Quelle est cette vie ? Beaucoup répondraient : la vie
après la mort, la vie éternelle. Ainsi Marthe, lorsque Jésus lui annonce que Lazare
ressuscitera : « Je sais qu’il ressuscitera à la résurrection, au
dernier jour ». Mais Jésus ne l’entend pas de cette oreille. La
résurrection, ce n’est pas la vie après le dernier jour. La résurrection et la
vie – c’est la même chose, ce que les spécialistes appellent un hendiadys,
une répétition de la même chose avec deux mots synonymes ‑, c’est Jésus. « Je
suis la résurrection et la vie », dit Jésus.
Peut-être faudra-t-il se poser la question de la vie après la mort.
Peut-être cette question est-elle légitime, encore que je n’en sois pas
vraiment convaincu. Quoi qu’il en soit, « ne vous inquiétez donc pas du
lendemain : demain s’inquiétera de lui-même. A chaque jour suffit sa peine »
(Mt 6, 34) ; on aura le temps de voir. Il s’agit ici d’autre chose. Il s’agit
de comprendre ce qu’est vivre, et qui est Jésus, ou, pour le dire autrement, il
s’agit de se demander ce qu’est vivre avec Jésus.
La résurrection n’est pas quelque chose qui arrive, après la mort, elle
n’est pas un moment, elle est une personne, Jésus. Pour nous convertir, certes il
nous faut abandonner l’homme ancien, renoncer au mal et à tout ce qui conduit
au péché, mais avant tout il nous faut vivre du souffle divin ; c’est
Jésus le vainqueur de la mort, celui qui fait vivre, pas nous.
L’expression sera curieuse, mais il nous faut vivre Jésus. D’autant
plus curieuse que c’est un pléonasme ! Jésus est la vie. « Je suis la
résurrection et la vie ». Vivre Jésus, cela veut dire s’en remettre à lui pour
notre vie. Non pas choisir l’oisiveté et l’insouciance, tellement l’opposé de
Jésus. Mais mener notre vie de telle sorte que ce soit lui qui en décide, dans
la vie et dans la mort.
Entendons-nous. Je ne parle pas du providentialisme ou de destin.
Nous dirigeons notre vie, mais ce n’est plus nous qui en sommes la mesure ni le
juge. Nous nous réglons sur Jésus. « Vivre, pour moi, c’est le Christ »
(Ph 1, 21 ou Ga 2, 20) Ainsi nous vivons Jésus, nous sommes des hommes nouveaux
qui avons revêtu le Christ (Ep 4, 24 et Ga 3, 27)
Vivre Jésus, vivre en ressuscités, mieux, vivre en résurrection, c’est
ici et maintenant, c’est faire de ce monde un lieu de Dieu, ce que l’on appelle
le paradis. Changer nos vies et le monde pour qu’il soit bon de vivre en frères et d’être unis (Ps 133/132). Voilà
où nous engage notre baptême, notre foi. Je soupçonne notre réduction de la
résurrection à la vie après la mort d’une part d’être un relent de paganisme,
une gestion religieuse de nos peurs, d’autre part, d’offrir une bonne raison de
ne pas nous occuper maintenant de la résurrection, de ne pas changer nos vies
aujourd’hui, parce que nous ne sommes pas prêts à changer de vie, nous l’aimons
bien, notre péché.
Alors que dure le confinement, qu’il devient insupportable pour
certains, et on les comprend, alors que le nombre de morts ne cesse d’augmenter,
il y a de quoi être angoissé. Jésus a pleuré son ami Lazare qui gisait au
tombeau. Jésus en deuil de Lazare, leur amitié est finie. Il ne le reverra plus.

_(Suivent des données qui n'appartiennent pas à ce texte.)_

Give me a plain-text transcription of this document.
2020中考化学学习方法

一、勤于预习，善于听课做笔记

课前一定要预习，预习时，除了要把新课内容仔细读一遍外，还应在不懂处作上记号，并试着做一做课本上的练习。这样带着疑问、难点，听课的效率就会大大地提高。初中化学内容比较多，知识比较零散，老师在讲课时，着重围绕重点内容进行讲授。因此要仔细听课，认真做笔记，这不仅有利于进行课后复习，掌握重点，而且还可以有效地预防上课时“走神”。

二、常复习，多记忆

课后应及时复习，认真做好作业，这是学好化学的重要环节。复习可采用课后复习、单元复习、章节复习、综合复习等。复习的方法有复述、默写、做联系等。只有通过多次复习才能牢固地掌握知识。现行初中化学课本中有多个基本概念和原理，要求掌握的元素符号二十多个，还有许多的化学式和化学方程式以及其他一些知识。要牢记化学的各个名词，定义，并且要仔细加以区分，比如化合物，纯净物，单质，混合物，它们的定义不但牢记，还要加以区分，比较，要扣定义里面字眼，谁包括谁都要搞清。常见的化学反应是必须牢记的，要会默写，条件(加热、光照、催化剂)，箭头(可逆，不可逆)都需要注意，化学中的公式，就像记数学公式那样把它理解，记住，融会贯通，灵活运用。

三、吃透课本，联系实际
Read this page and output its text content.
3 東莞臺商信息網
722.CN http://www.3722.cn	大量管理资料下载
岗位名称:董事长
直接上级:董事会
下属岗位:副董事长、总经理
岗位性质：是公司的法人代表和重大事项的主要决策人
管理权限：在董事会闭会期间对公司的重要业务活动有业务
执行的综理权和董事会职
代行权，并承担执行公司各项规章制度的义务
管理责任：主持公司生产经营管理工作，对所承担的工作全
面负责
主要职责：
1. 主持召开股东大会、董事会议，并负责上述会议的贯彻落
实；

Pleurerait-il si le récit de Jean racontait un miracle de réanimation ? La
mort, en effet, n’est pas supprimée : « celui qui croit en moi, même s’il meurt, vivra. »
C’est maintenant et non après la mort qu’il faut vivre, non pas seulement
biologiquement, mais aussi ressusciter, mener sa vie avec Jésus. Comment ces
jours de violence que constitue le confinement seront-ils l’occasion de nous
battre pour la vie, de permettre que ce
soir même avec Jésus, nous soyons en paradis ?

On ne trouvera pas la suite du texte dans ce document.